Changes must be made to the licensing regime to help improve the safety of new drivers – in particular through the introduction of a Graduated Driver Licensing system.
So says Brake as it reveals that last year, on average, 33 new drivers had their licence revoked every day after reaching six penalty points within two years of passing their driving test.
The data, obtained from the DVLA by a freedom of information request submitted by the road safety charity, reveals that 11,953 new drivers had their licence revoked under the New Drivers Act in 2018, with drivers aged 17-24 making up almost two-thirds (62%) of the total.
With Department for Transport data showing that drivers aged 17-24 are disproportionately at risk on Britain’s roads – representing nearly a fifth of all drivers killed and seriously injured on the roads but only making up 7% of all licence holders – the DVLA data shows that more needs to be done to ensure young drivers are safe on the roads.
As such, Brake is continuing its calls for the introduction of a comprehensive Graduated Driver Licensing (GDL) system across the UK.
Currently being explored by the Government under its Road Safety Action Plan, GDL would introduce a 12-month learner period, an initial test, and then a two-year novice period when drivers can drive independently but with restrictions – such as a late-night driving curfew.

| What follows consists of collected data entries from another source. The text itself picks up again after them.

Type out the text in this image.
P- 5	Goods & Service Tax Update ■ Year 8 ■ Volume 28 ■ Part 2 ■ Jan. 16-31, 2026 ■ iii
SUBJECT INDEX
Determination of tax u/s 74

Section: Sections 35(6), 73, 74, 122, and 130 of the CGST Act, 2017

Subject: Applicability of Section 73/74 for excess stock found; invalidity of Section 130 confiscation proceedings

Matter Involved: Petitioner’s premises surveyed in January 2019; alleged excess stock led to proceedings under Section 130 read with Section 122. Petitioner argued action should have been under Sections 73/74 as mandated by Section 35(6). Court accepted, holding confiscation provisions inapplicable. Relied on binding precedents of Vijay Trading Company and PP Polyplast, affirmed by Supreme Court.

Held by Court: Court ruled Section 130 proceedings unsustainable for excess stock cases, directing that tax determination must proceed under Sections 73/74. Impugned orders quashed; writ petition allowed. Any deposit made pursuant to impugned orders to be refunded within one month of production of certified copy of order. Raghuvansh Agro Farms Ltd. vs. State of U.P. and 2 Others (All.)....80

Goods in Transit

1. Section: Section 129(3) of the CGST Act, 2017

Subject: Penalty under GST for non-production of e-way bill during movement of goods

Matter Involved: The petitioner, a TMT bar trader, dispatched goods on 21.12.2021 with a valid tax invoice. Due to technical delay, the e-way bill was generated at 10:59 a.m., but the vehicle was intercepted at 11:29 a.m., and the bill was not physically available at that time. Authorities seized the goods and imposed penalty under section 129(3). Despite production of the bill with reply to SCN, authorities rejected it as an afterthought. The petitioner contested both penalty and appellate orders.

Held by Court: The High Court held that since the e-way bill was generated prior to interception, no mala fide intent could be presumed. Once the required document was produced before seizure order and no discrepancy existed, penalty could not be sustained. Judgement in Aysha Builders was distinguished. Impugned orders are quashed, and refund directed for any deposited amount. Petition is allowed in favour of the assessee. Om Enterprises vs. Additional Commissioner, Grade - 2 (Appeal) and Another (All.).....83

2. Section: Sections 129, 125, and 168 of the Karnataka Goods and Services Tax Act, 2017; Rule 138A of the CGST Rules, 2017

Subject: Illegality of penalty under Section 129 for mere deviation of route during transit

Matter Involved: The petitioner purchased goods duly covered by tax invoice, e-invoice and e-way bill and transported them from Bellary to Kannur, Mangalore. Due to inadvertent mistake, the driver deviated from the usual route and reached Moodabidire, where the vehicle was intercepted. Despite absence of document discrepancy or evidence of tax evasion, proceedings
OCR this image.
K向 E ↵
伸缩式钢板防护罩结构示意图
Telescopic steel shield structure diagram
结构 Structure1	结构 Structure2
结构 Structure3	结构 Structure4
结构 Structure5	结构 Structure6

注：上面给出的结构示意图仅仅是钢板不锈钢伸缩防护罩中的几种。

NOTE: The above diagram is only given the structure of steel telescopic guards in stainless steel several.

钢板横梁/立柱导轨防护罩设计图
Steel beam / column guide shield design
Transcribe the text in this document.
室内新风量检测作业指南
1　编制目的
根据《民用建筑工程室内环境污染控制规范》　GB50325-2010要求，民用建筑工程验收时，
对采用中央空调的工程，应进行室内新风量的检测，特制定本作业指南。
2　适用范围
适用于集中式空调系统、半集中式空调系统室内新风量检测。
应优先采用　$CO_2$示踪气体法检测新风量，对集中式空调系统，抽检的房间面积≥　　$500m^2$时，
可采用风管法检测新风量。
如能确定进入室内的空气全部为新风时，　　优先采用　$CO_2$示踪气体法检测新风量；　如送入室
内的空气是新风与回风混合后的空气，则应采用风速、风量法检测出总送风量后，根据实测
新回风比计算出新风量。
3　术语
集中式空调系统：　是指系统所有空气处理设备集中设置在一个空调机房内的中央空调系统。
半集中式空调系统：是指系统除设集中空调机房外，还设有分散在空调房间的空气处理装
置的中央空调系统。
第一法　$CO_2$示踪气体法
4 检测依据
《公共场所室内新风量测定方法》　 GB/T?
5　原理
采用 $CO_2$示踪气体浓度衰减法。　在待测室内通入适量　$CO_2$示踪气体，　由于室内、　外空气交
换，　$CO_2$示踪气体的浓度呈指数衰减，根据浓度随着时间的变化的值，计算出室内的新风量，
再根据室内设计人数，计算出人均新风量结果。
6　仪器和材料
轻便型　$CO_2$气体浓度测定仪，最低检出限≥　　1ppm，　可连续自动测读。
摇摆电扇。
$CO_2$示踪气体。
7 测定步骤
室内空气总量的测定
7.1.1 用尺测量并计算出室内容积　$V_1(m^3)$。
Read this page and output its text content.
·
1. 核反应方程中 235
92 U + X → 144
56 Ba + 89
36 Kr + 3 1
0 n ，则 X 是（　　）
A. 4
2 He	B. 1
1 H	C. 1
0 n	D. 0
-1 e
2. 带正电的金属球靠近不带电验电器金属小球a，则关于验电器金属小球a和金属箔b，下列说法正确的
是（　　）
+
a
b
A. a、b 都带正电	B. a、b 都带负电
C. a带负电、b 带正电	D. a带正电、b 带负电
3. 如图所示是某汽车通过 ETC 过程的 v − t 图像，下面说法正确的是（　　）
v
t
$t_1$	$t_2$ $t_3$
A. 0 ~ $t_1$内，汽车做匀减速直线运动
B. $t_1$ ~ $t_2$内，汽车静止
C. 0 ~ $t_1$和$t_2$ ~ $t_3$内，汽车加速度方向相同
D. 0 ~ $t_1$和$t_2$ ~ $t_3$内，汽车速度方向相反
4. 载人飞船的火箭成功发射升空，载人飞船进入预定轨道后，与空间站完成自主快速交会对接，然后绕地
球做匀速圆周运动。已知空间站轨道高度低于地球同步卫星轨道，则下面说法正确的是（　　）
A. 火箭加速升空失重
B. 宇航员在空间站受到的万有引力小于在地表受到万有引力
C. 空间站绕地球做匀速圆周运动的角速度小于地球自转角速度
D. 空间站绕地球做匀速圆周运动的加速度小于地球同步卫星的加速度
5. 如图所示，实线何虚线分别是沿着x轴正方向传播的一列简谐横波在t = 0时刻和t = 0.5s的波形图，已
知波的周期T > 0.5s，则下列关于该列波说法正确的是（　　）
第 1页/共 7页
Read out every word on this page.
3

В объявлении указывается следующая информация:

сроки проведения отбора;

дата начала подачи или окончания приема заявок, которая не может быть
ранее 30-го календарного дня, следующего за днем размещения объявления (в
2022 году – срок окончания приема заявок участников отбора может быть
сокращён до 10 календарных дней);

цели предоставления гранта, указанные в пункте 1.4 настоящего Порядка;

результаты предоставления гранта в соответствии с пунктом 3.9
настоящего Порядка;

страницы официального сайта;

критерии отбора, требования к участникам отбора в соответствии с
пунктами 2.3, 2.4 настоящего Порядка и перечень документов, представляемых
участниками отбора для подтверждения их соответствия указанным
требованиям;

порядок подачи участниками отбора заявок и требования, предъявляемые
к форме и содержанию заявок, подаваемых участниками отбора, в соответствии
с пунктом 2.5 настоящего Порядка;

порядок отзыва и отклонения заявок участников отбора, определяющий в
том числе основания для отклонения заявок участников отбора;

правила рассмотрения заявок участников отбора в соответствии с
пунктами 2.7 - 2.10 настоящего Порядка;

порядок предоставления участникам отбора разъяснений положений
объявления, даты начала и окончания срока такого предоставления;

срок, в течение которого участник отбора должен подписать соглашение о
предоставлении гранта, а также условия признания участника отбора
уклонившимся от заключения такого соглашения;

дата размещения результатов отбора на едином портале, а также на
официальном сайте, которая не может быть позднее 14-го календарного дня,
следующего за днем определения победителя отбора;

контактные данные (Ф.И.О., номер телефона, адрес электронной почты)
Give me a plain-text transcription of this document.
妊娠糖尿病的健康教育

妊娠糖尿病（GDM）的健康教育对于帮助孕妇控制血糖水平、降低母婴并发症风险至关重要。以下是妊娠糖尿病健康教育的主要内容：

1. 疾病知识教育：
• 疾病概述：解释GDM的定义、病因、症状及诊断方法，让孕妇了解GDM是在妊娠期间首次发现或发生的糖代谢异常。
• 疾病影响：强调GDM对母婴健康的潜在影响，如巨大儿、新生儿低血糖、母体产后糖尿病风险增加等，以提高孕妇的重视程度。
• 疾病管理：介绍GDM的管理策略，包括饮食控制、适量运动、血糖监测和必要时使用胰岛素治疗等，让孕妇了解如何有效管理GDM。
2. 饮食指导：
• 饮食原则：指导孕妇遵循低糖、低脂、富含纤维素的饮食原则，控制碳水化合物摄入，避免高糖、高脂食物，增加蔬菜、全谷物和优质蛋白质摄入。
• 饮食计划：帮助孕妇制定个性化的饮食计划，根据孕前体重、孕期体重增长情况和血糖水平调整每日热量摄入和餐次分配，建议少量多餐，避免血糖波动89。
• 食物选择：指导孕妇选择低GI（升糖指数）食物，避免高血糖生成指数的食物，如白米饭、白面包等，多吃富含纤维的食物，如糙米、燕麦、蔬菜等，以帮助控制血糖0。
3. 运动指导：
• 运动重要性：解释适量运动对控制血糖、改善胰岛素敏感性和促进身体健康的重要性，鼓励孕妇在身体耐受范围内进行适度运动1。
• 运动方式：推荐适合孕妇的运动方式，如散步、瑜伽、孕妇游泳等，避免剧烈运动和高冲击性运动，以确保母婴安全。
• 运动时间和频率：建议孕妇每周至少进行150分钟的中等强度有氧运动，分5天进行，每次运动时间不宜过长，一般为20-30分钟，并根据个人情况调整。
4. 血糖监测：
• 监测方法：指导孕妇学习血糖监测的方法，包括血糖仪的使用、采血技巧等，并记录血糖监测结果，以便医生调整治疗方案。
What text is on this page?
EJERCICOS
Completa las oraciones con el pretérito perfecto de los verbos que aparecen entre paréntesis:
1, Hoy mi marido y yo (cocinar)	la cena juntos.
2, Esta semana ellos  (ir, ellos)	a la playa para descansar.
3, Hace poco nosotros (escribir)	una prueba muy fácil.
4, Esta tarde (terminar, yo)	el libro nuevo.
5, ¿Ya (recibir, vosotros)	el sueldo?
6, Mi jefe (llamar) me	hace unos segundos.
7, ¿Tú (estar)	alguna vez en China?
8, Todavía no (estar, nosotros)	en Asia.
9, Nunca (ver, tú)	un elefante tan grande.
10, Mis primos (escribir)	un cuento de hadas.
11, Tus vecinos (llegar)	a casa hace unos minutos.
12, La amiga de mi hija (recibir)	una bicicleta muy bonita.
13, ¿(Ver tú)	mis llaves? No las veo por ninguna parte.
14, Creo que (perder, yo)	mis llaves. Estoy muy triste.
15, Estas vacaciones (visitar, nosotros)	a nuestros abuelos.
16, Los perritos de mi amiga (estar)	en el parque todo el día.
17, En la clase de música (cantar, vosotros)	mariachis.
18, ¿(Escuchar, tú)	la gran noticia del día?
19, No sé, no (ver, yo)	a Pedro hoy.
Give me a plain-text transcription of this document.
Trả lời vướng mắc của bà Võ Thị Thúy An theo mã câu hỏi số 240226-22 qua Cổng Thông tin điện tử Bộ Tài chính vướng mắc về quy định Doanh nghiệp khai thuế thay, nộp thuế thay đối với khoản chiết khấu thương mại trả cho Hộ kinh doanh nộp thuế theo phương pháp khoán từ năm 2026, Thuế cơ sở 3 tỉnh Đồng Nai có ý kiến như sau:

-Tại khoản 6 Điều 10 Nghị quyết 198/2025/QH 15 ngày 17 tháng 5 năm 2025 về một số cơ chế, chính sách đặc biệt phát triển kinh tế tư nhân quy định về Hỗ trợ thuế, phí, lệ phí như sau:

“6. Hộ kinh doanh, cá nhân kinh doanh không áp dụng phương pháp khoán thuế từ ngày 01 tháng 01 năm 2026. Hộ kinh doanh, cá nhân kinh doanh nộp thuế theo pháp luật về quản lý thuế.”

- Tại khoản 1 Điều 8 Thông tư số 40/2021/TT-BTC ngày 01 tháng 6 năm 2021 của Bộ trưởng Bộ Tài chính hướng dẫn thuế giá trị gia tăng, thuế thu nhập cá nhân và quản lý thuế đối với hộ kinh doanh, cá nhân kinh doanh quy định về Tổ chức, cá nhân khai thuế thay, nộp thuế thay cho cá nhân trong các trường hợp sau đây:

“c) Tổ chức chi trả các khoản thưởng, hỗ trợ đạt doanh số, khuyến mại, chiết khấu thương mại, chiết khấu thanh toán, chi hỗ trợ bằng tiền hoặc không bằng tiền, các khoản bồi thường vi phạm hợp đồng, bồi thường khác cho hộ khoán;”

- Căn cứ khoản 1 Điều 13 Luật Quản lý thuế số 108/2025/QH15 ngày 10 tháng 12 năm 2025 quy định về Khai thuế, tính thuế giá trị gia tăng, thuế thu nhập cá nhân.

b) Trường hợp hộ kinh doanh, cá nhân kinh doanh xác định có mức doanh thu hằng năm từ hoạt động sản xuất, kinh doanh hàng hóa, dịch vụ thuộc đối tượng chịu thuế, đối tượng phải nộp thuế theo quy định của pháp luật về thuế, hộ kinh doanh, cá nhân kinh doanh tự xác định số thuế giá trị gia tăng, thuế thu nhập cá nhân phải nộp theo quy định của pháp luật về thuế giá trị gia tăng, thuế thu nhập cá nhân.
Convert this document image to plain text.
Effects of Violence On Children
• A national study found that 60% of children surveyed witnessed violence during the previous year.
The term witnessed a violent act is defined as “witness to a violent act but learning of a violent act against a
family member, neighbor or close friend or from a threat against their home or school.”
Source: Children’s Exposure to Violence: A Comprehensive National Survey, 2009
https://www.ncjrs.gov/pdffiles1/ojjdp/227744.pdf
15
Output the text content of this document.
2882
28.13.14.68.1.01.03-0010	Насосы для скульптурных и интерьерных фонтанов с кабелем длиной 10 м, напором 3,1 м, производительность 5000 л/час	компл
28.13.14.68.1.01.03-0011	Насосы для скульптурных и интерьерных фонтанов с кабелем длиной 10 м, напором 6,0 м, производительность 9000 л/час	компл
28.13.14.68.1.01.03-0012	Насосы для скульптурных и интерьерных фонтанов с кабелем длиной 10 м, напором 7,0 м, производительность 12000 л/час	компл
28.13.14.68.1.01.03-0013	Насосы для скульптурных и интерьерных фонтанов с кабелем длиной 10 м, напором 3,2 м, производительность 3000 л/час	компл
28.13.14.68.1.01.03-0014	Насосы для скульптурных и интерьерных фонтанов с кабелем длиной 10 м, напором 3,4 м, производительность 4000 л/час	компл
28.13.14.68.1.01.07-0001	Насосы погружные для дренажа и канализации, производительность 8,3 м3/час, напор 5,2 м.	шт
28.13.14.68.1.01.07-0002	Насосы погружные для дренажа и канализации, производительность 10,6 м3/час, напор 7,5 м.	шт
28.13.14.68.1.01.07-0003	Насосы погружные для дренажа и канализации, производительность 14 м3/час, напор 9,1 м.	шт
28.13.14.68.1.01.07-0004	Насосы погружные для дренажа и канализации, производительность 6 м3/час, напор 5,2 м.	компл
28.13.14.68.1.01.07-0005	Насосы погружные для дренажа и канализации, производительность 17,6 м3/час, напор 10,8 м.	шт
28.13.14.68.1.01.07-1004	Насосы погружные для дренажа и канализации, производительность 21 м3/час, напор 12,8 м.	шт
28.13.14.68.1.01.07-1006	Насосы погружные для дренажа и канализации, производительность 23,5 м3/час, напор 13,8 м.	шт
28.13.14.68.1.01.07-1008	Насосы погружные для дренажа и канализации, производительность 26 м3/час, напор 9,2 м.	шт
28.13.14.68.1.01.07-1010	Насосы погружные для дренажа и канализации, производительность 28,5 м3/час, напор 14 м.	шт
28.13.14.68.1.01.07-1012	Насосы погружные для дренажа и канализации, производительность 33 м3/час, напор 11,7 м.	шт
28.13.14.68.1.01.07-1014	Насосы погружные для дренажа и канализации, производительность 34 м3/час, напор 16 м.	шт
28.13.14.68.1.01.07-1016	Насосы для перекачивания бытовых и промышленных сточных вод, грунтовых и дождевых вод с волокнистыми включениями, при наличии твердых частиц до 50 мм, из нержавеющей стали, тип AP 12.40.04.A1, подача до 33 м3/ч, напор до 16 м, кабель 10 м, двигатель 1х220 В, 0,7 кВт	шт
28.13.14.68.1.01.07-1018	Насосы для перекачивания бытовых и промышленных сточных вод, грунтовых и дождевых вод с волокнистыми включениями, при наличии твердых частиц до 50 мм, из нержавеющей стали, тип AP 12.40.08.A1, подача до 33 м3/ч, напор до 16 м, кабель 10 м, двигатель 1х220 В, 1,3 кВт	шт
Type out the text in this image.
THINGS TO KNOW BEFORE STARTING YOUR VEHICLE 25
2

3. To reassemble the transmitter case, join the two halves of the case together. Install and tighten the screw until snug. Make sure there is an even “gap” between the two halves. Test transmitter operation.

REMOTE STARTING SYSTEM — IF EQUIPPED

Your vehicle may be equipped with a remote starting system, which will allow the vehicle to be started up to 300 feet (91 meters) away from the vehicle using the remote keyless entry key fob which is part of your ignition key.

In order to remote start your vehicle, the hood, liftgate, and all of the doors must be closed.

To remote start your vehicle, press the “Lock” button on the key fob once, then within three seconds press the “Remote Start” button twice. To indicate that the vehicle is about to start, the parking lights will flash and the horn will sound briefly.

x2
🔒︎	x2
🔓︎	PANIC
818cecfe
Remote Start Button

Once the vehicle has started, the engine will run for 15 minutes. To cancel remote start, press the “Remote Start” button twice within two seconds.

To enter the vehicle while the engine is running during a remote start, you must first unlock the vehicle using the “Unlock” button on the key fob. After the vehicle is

This would significantly reduce the number of new driver crashes, according to Brake.
Joshua Harris, director of campaigns for Brake, said: “It’s shocking that so many new drivers are racking up enough penalty points to have their licences revoked so soon after passing their test, in particular those in the 17-24 age bracket. It clearly demonstrates that we need to make our licensing system more robust so that when a driver passes their test, they have all the necessary tools and knowledge to drive safely on all roads and in all conditions. Fortunately, there is a proven solution which can deliver this, Graduated Driver Licensing.
“The Government’s announcement that they will explore the issue of GDL further is welcome. Swift and decisive action must, however, be taken to introduce GDL across the UK, as a priority to ensure new drivers have the skills and experience they need and to end the tragedy of young people dying on our roads.”